The novel is rich in natural
and cultural history with a strong focus on Native American spirituality,
wolf-buffalo predator-prey dynamics, and the sweeping landscapes of
the Rockies and far West. The threat of infectious disease from the
Yellowstone buffalo is a very controversial issue in Montana that has
resulted in the slaughter of thousands of wild bison. This, coupled
with the PTSD healing theme running through the story, and the powerfully
conflicted romance between Sam and Kate, makes for a novel with wide,
contemporary appeal.
The authenticity of the
novel is rooted in John Newman’s extensive personal experience
with Native Americans, Montana ranching, and background research with
PTSD veterans and medical professionals.
His close relationship with
the Northern Cheyenne was the focus of a recent news article that can
be seen at the following link: http://www.marinij.com/marinnews/ci_11557006
PEYOTE MOON
Synopsis for a new novel
By JOHN NEWMAN
 |
Cave
Rock on the East shore of Lake Tahoe, where the Washo believe
that Water Babies (me'tsunge) congregate and which is believed
to contain the entrance to a tunnel that allowed them to travel
to the adjoining Carson Valley waterways |
A haunting
sense of magic realism and Native American spirituality permeates the
fast driving outdoor adventure and laconic humor of Peyote Moon,
an eco-ethnic thriller about the battle for water in the contemporary
American west.
The
novel focuses on the peyote-infused love affair of a young shamanic
Washo woman ('Da-ow), and an earthy Nevada State game warden (Sam Comstock).

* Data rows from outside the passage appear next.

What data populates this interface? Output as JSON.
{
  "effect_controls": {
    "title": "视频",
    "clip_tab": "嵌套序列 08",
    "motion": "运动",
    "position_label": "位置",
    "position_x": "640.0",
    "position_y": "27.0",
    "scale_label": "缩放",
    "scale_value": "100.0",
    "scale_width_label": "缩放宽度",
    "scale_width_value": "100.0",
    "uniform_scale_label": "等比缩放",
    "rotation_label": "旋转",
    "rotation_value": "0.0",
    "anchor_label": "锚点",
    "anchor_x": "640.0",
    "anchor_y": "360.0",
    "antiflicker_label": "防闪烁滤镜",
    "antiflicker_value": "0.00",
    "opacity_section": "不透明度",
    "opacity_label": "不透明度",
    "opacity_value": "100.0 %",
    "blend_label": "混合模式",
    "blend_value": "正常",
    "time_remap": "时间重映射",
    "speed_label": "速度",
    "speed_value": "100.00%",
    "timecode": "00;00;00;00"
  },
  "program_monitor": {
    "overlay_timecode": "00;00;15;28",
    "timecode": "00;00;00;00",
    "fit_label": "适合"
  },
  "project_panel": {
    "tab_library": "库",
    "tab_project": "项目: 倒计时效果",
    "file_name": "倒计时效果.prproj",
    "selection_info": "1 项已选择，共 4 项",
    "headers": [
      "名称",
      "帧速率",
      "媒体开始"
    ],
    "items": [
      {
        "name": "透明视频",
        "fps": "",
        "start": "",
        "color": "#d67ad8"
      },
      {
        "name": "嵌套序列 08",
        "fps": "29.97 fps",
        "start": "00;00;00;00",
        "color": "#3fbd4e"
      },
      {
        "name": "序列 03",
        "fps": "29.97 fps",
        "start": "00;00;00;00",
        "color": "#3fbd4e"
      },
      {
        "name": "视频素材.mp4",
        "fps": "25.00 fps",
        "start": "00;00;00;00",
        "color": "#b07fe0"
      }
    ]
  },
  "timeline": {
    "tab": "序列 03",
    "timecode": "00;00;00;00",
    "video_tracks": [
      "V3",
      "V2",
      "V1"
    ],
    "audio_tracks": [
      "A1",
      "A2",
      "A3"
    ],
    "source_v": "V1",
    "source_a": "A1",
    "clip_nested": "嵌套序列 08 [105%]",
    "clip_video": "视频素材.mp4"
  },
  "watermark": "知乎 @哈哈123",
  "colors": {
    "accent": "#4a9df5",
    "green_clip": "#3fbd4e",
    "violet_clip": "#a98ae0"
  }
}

‘Da-ow identifies Lake Tahoe as the source of her considerable
personal powers, which diminish along with her health as her love affair
with Sam intensifies. This becomes much more impactful for both of them
when, following some lightening-charged lovemaking in Sam's fire-tower
lookout home, they learn she is pregnant.
The
promise of a child fills Sam with unexpected joy, motivated in large
part by his desire to compensate for a broken family and an unhappy
childhood. For ‘Da-ow, who was abandoned as a child, the situation
is complicated by her uncertainty whether or not she is Washo, which
is an essential component to fulfilling her shamanic powers. Although
it eventually turns out that her declining health is due to a life threatening
ectopic pregnancy, both she and Sam believe that if the Lake dies, she
will die.
It
soon becomes apparent that Tahoe is profoundly threatened from a scheme
to utilize a legendary underwater passageway to divert water into the
adjacent lower lying Carson Basin. When Sam discovers that the perpetrator
of the scheme is Benjamin Turnbull, a Washo “captain” or
chief, who abused ‘Da-ow as a child, and to whom ‘Da-ow
is unwillingly betrothed, his challenge of saving the Lake in order
to save ‘Da-ow becomes a deadly earnest game of eco-ethnic warfare.
The
culminating confrontation between Sam and Benjamin decides the fate
of the Lake, of ‘Da-ow, and of Ben’s epically proportioned
egocentrism. Along the way, the story addresses the sustaining powers
of Nature, Love, and Family, as well as reviving the Ghost Dance and
reintroducing Grizzly Bears into the wilds.